While some of the supporting characters like the hot-blooded Daruk or the aloof Revali have some charm, the most underwhelming performance sabotaging character potential has to go to Princess Zelda herself. I love this version of the character. I love everything from her design to her personality to her chemistry with Link. Equal parts sweet and comforting and headstrong and intelligent. The plot even deals with her being utterly overwhelmed by her responsibility of protecting the kingdom and even throws in some allegories to drone warfare with her attempts to control the Guardians and Divine Beasts. But then she opens her mouth and all I hear is someone doing a mediocre British accent trying desperately to sound like royalty. Voice actress Patricia Summersett doesn’t completely drop the ball and her experience in video game voice-acting has mostly been minor supporting roles, but the affectation she gives to Princess Zelda is very hit or miss.

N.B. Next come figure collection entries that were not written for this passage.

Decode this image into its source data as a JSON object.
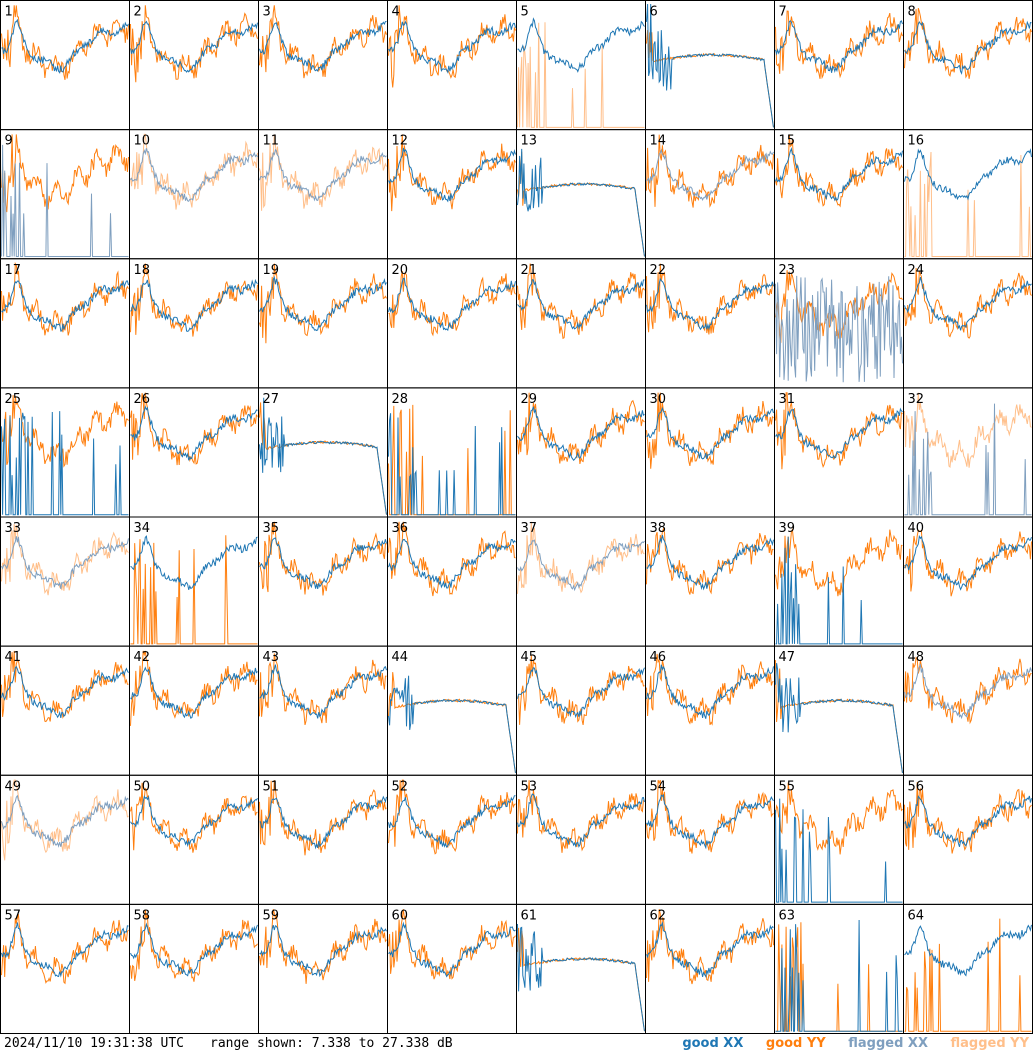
{
  "timestamp": "2024/11/10 19:31:38 UTC",
  "range_text": "range shown: 7.338 to 27.338 dB",
  "legend": [
    {
      "label": "good XX",
      "color": "#1f77b4"
    },
    {
      "label": "good YY",
      "color": "#ff7f0e"
    },
    {
      "label": "flagged XX",
      "color": "#7f9fbf"
    },
    {
      "label": "flagged YY",
      "color": "#ffbf8a"
    }
  ],
  "chart_data": {
    "type": "line",
    "grid": {
      "rows": 8,
      "cols": 8
    },
    "ylim": [
      7.338,
      27.338
    ],
    "panels": [
      {
        "id": "1",
        "xx": "good",
        "yy": "good",
        "shape": "wave"
      },
      {
        "id": "2",
        "xx": "good",
        "yy": "good",
        "shape": "wave"
      },
      {
        "id": "3",
        "xx": "good",
        "yy": "good",
        "shape": "wave"
      },
      {
        "id": "4",
        "xx": "good",
        "yy": "good",
        "shape": "wave"
      },
      {
        "id": "5",
        "xx": "good",
        "yy": "flagged",
        "shape": "wave",
        "yy_shape": "spikes"
      },
      {
        "id": "6",
        "xx": "good",
        "yy": "good",
        "shape": "bathtub"
      },
      {
        "id": "7",
        "xx": "good",
        "yy": "good",
        "shape": "wave"
      },
      {
        "id": "8",
        "xx": "good",
        "yy": "good",
        "shape": "wave"
      },
      {
        "id": "9",
        "xx": "flagged",
        "yy": "good",
        "shape": "wave",
        "xx_shape": "spikes"
      },
      {
        "id": "10",
        "xx": "flagged",
        "yy": "flagged",
        "shape": "wave"
      },
      {
        "id": "11",
        "xx": "flagged",
        "yy": "flagged",
        "shape": "wave"
      },
      {
        "id": "12",
        "xx": "good",
        "yy": "good",
        "shape": "wave"
      },
      {
        "id": "13",
        "xx": "good",
        "yy": "good",
        "shape": "bathtub"
      },
      {
        "id": "14",
        "xx": "flagged",
        "yy": "good",
        "shape": "wave"
      },
      {
        "id": "15",
        "xx": "good",
        "yy": "good",
        "shape": "wave"
      },
      {
        "id": "16",
        "xx": "good",
        "yy": "flagged",
        "shape": "wave",
        "yy_shape": "spikes"
      },
      {
        "id": "17",
        "xx": "good",
        "yy": "good",
        "shape": "wave"
      },
      {
        "id": "18",
        "xx": "good",
        "yy": "good",
        "shape": "wave"
      },
      {
        "id": "19",
        "xx": "good",
        "yy": "good",
        "shape": "wave"
      },
      {
        "id": "20",
        "xx": "good",
        "yy": "good",
        "shape": "wave"
      },
      {
        "id": "21",
        "xx": "good",
        "yy": "good",
        "shape": "wave"
      },
      {
        "id": "22",
        "xx": "good",
        "yy": "good",
        "shape": "wave"
      },
      {
        "id": "23",
        "xx": "flagged",
        "yy": "good",
        "shape": "wave",
        "xx_shape": "noise"
      },
      {
        "id": "24",
        "xx": "good",
        "yy": "good",
        "shape": "wave"
      },
      {
        "id": "25",
        "xx": "good",
        "yy": "good",
        "shape": "wave",
        "xx_shape": "spikes"
      },
      {
        "id": "26",
        "xx": "good",
        "yy": "good",
        "shape": "wave"
      },
      {
        "id": "27",
        "xx": "good",
        "yy": "good",
        "shape": "bathtub"
      },
      {
        "id": "28",
        "xx": "good",
        "yy": "good",
        "shape": "spikes"
      },
      {
        "id": "29",
        "xx": "good",
        "yy": "good",
        "shape": "wave"
      },
      {
        "id": "30",
        "xx": "good",
        "yy": "good",
        "shape": "wave"
      },
      {
        "id": "31",
        "xx": "good",
        "yy": "good",
        "shape": "wave"
      },
      {
        "id": "32",
        "xx": "flagged",
        "yy": "flagged",
        "shape": "wave",
        "xx_shape": "spikes"
      },
      {
        "id": "33",
        "xx": "flagged",
        "yy": "flagged",
        "shape": "wave"
      },
      {
        "id": "34",
        "xx": "good",
        "yy": "good",
        "shape": "wave",
        "yy_shape": "spikes"
      },
      {
        "id": "35",
        "xx": "good",
        "yy": "good",
        "shape": "wave"
      },
      {
        "id": "36",
        "xx": "good",
        "yy": "good",
        "shape": "wave"
      },
      {
        "id": "37",
        "xx": "flagged",
        "yy": "flagged",
        "shape": "wave"
      },
      {
        "id": "38",
        "xx": "good",
        "yy": "good",
        "shape": "wave"
      },
      {
        "id": "39",
        "xx": "good",
        "yy": "good",
        "shape": "wave",
        "xx_shape": "spikes"
      },
      {
        "id": "40",
        "xx": "good",
        "yy": "good",
        "shape": "wave"
      },
      {
        "id": "41",
        "xx": "good",
        "yy": "good",
        "shape": "wave"
      },
      {
        "id": "42",
        "xx": "good",
        "yy": "good",
        "shape": "wave"
      },
      {
        "id": "43",
        "xx": "good",
        "yy": "good",
        "shape": "wave"
      },
      {
        "id": "44",
        "xx": "good",
        "yy": "good",
        "shape": "bathtub"
      },
      {
        "id": "45",
        "xx": "good",
        "yy": "good",
        "shape": "wave"
      },
      {
        "id": "46",
        "xx": "good",
        "yy": "good",
        "shape": "wave"
      },
      {
        "id": "47",
        "xx": "good",
        "yy": "good",
        "shape": "bathtub"
      },
      {
        "id": "48",
        "xx": "flagged",
        "yy": "good",
        "shape": "wave"
      },
      {
        "id": "49",
        "xx": "flagged",
        "yy": "flagged",
        "shape": "wave"
      },
      {
        "id": "50",
        "xx": "good",
        "yy": "good",
        "shape": "wave"
      },
      {
        "id": "51",
        "xx": "good",
        "yy": "good",
        "shape": "wave"
      },
      {
        "id": "52",
        "xx": "good",
        "yy": "good",
        "shape": "wave"
      },
      {
        "id": "53",
        "xx": "good",
        "yy": "good",
        "shape": "wave"
      },
      {
        "id": "54",
        "xx": "good",
        "yy": "good",
        "shape": "wave"
      },
      {
        "id": "55",
        "xx": "good",
        "yy": "good",
        "shape": "wave",
        "xx_shape": "spikes"
      },
      {
        "id": "56",
        "xx": "good",
        "yy": "good",
        "shape": "wave"
      },
      {
        "id": "57",
        "xx": "good",
        "yy": "good",
        "shape": "wave"
      },
      {
        "id": "58",
        "xx": "good",
        "yy": "good",
        "shape": "wave"
      },
      {
        "id": "59",
        "xx": "good",
        "yy": "good",
        "shape": "wave"
      },
      {
        "id": "60",
        "xx": "good",
        "yy": "good",
        "shape": "wave"
      },
      {
        "id": "61",
        "xx": "good",
        "yy": "good",
        "shape": "bathtub"
      },
      {
        "id": "62",
        "xx": "good",
        "yy": "good",
        "shape": "wave"
      },
      {
        "id": "63",
        "xx": "good",
        "yy": "good",
        "shape": "spikes"
      },
      {
        "id": "64",
        "xx": "good",
        "yy": "good",
        "shape": "wave",
        "yy_shape": "spikes"
      }
    ]
  }
}
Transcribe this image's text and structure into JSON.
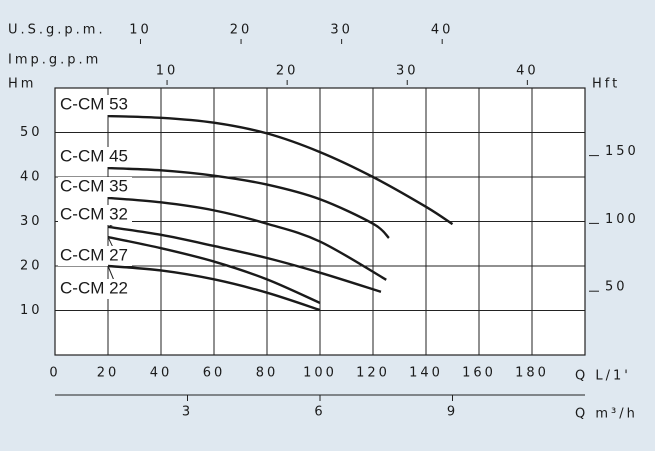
{
  "chart_data": {
    "type": "line",
    "xlabel": "Q L/1'",
    "ylabel": "Hm",
    "y2label": "Hft",
    "xlim": [
      0,
      200
    ],
    "xticks": [
      0,
      20,
      40,
      60,
      80,
      100,
      120,
      140,
      160,
      180
    ],
    "ylim": [
      0,
      60
    ],
    "yticks": [
      10,
      20,
      30,
      40,
      50
    ],
    "y2lim": [
      0,
      196.9
    ],
    "y2ticks": [
      50,
      100,
      150
    ],
    "grid": true,
    "color": "#1a1a1a",
    "top_axes": [
      {
        "label": "U.S.g.p.m.",
        "lim": [
          1.5,
          54.2
        ],
        "ticks": [
          10,
          20,
          30,
          40
        ]
      },
      {
        "label": "Imp.g.p.m",
        "lim": [
          0.67,
          44.8
        ],
        "ticks": [
          10,
          20,
          30,
          40
        ]
      }
    ],
    "bottom_axis2": {
      "label": "Q m³/h",
      "lim": [
        0,
        12
      ],
      "ticks": [
        3,
        6,
        9
      ]
    },
    "series": [
      {
        "name": "C-CM 53",
        "x": [
          20,
          40,
          60,
          80,
          100,
          120,
          140,
          150
        ],
        "values": [
          53.7,
          53.3,
          52.2,
          49.8,
          45.6,
          40,
          33.3,
          29.4
        ]
      },
      {
        "name": "C-CM 45",
        "x": [
          20,
          40,
          60,
          80,
          100,
          120,
          126
        ],
        "values": [
          42,
          41.5,
          40.3,
          38.3,
          35,
          29.5,
          26.3
        ]
      },
      {
        "name": "C-CM 35",
        "x": [
          20,
          40,
          60,
          80,
          100,
          125
        ],
        "values": [
          35.3,
          34.3,
          32.5,
          29.5,
          25.5,
          16.9
        ]
      },
      {
        "name": "C-CM 32",
        "x": [
          20,
          40,
          60,
          80,
          100,
          123
        ],
        "values": [
          28.8,
          27,
          24.5,
          21.8,
          18.5,
          14.2
        ]
      },
      {
        "name": "C-CM 27",
        "x": [
          20,
          40,
          60,
          80,
          100
        ],
        "values": [
          26.5,
          24,
          21,
          17,
          11.7
        ]
      },
      {
        "name": "C-CM 22",
        "x": [
          20,
          40,
          60,
          80,
          100
        ],
        "values": [
          20,
          19,
          17,
          14,
          10.1
        ]
      }
    ]
  }
}
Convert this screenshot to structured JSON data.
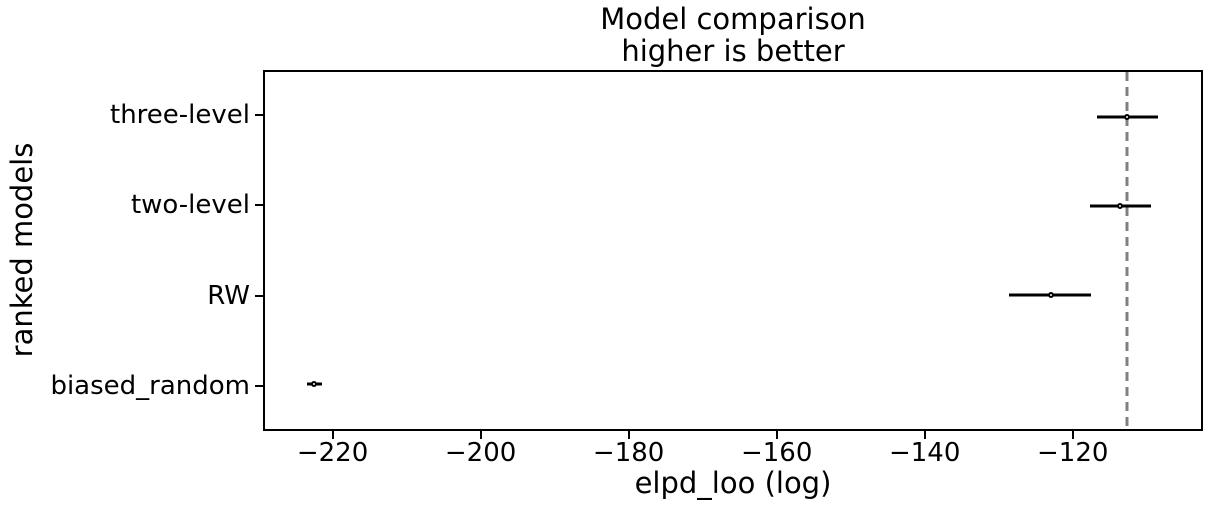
{
  "title": "Model comparison",
  "subtitle": "higher is better",
  "chart_data": {
    "type": "scatter",
    "subtype": "horizontal-errorbar-compare-plot",
    "title": "Model comparison",
    "subtitle": "higher is better",
    "xlabel": "elpd_loo (log)",
    "ylabel": "ranked models",
    "xlim": [
      -229.4,
      -102.4
    ],
    "x_ticks": [
      -220,
      -200,
      -180,
      -160,
      -140,
      -120
    ],
    "grid": false,
    "legend": false,
    "categories": [
      "three-level",
      "two-level",
      "RW",
      "biased_random"
    ],
    "points": [
      {
        "label": "three-level",
        "elpd_loo": -112.4,
        "err_lo": -116.5,
        "err_hi": -108.3
      },
      {
        "label": "two-level",
        "elpd_loo": -113.4,
        "err_lo": -117.4,
        "err_hi": -109.2
      },
      {
        "label": "RW",
        "elpd_loo": -122.8,
        "err_lo": -128.5,
        "err_hi": -117.3
      },
      {
        "label": "biased_random",
        "elpd_loo": -222.7,
        "err_lo": -223.7,
        "err_hi": -221.7
      }
    ],
    "reference_line": {
      "x": -112.4,
      "style": "dashed",
      "color": "#808080"
    },
    "colors": {
      "marker_edge": "#000000",
      "marker_fill": "#ffffff",
      "error_bar": "#000000",
      "spine": "#000000",
      "text": "#000000"
    }
  }
}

I could easily spend at least two thousand more words pouring over how much Breath of the Wild has packed into it; how effortlessly it maintains an atmosphere of wonder and adventure. The solid stealth system. The way the game keeps the world interesting and engaging even if you aren’t fighting or solving puzzles. The joy of taming and training a horse. The quiet and haunting yet beautiful musical score. The peppering of small but interesting collectibles and side missions that keep the world from feeling empty and lifeless. The shear personality found in even the most minor of characters you come across. The fact that this game ate up sixty hours of my life and I was still discovering new quests, enemies and locations.
I could also write extensively about other unusual elements of design like there being no way to save certain meal recipes you’ve discovered for quick replication, or how annoying it is to climb anything during a rainstorm. Or that there is no New Game Plus so I can lose sixty more hours.
But all of that would just be pedantic and minor compared to all of the impeccable polish Nintendo has brought to this experience. Minor flaws in what is otherwise a diamond cut to a fine point by a master craftsman.
Breath of the Wild is a bold and powerful testament to Nintendo’s work. A grand adventure that takes a lot of risks and haves them pay off. An utterly engrossing swan song for the Wii U and a promise for the future of the Nintendo Switch. A once in a lifetime experience that soars above any minor issues it has to take its place as a modern classic.